Untuk Kabupaten Karawang, pelaksanaan pencoblosan dijadwalkan pada 22 November 2026, sedangkan pelantikan kepala desa terpilih direncanakan pada 14 Desember 2026. Pilkades akan mencakup 67 desa di 25 kecamatan dengan persiapan sebanyak 438 tempat pemungutan suara (TPS) digital yang dilengkapi sistem keamanan terenkripsi.
Kabupaten Subang dijadwalkan menggelar Pilkades pada 6 Desember 2026. Sebanyak 165 desa akan mengikuti pesta demokrasi tersebut. Selain mempersiapkan penerapan metode digital di sejumlah titik percontohan, pemerintah daerah juga memberikan perhatian khusus terhadap netralitas aparatur desa.
Adapun Kabupaten Ciamis menjadwalkan pelaksanaan Pilkades pada 13 Desember 2026. Sebanyak 40 desa akan mengikuti pemilihan. Saat ini, tahapan persiapan dan sosialisasi sistem digital terus dioptimalkan agar masyarakat memahami mekanisme pemilihan yang akan diterapkan.

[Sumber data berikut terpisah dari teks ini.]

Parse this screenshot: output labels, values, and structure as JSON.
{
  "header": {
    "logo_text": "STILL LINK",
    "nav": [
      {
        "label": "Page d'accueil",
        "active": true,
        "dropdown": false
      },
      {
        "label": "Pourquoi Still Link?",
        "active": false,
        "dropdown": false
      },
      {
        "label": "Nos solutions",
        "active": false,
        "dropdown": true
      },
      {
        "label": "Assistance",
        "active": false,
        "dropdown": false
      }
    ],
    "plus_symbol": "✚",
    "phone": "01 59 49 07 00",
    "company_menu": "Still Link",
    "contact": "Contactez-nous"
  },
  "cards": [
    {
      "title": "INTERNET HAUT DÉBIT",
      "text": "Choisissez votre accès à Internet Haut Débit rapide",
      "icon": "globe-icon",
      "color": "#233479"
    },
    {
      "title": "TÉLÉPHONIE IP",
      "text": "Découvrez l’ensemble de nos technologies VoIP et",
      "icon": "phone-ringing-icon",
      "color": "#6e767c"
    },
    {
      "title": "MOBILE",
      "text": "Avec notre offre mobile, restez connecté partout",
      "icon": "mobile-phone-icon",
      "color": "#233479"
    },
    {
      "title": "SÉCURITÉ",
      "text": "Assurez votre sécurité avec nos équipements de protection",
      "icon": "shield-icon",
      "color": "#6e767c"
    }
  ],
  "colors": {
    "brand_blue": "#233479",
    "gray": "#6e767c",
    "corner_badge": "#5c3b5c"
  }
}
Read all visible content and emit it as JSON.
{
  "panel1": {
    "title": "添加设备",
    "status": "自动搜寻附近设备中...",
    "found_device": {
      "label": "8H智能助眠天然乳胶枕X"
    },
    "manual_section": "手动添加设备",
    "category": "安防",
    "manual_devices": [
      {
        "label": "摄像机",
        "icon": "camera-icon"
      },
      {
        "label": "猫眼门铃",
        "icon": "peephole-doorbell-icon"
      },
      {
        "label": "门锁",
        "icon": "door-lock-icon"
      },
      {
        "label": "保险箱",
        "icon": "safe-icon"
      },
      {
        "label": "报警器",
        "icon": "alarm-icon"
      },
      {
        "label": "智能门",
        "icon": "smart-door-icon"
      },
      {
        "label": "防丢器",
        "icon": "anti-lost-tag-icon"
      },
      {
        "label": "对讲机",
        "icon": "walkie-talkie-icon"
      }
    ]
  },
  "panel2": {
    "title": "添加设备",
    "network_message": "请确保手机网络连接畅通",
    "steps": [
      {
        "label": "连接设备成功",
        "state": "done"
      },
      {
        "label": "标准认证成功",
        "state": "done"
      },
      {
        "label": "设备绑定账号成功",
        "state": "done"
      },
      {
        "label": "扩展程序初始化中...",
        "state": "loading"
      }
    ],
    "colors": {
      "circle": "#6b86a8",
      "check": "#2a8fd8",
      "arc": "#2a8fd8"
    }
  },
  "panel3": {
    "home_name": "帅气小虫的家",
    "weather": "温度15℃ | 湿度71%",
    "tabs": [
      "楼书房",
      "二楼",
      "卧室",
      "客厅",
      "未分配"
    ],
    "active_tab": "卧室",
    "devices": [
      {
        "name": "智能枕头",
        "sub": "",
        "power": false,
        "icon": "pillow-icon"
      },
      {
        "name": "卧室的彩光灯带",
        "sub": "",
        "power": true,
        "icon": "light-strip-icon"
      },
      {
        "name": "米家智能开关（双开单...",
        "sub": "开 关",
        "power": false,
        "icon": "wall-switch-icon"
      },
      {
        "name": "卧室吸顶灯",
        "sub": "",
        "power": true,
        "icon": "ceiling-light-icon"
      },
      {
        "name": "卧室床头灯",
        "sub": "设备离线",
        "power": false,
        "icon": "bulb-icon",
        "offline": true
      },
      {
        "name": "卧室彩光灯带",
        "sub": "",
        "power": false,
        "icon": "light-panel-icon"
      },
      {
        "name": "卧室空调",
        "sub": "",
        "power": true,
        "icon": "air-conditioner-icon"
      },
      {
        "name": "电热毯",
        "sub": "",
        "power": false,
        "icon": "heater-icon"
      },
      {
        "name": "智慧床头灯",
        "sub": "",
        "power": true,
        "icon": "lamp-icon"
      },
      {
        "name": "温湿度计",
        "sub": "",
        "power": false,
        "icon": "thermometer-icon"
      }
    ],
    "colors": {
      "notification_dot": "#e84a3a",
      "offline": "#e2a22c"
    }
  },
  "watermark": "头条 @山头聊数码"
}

Rahmat mengatakan perbedaan waktu pelaksanaan di setiap kabupaten harus diikuti dengan kesiapan teknis dan regulasi yang jelas. Pemerintah daerah, kata dia, perlu memastikan masyarakat sebagai pemilih memperoleh informasi yang cukup mengenai mekanisme Pilkades digital.
Selain aspek teknologi, Komisi I DPRD Jabar juga menyoroti pentingnya netralitas aparatur desa. Menurut Rahmat, perangkat desa harus menjaga independensi selama seluruh tahapan Pilkades agar proses demokrasi berlangsung secara adil dan dapat dipercaya masyarakat.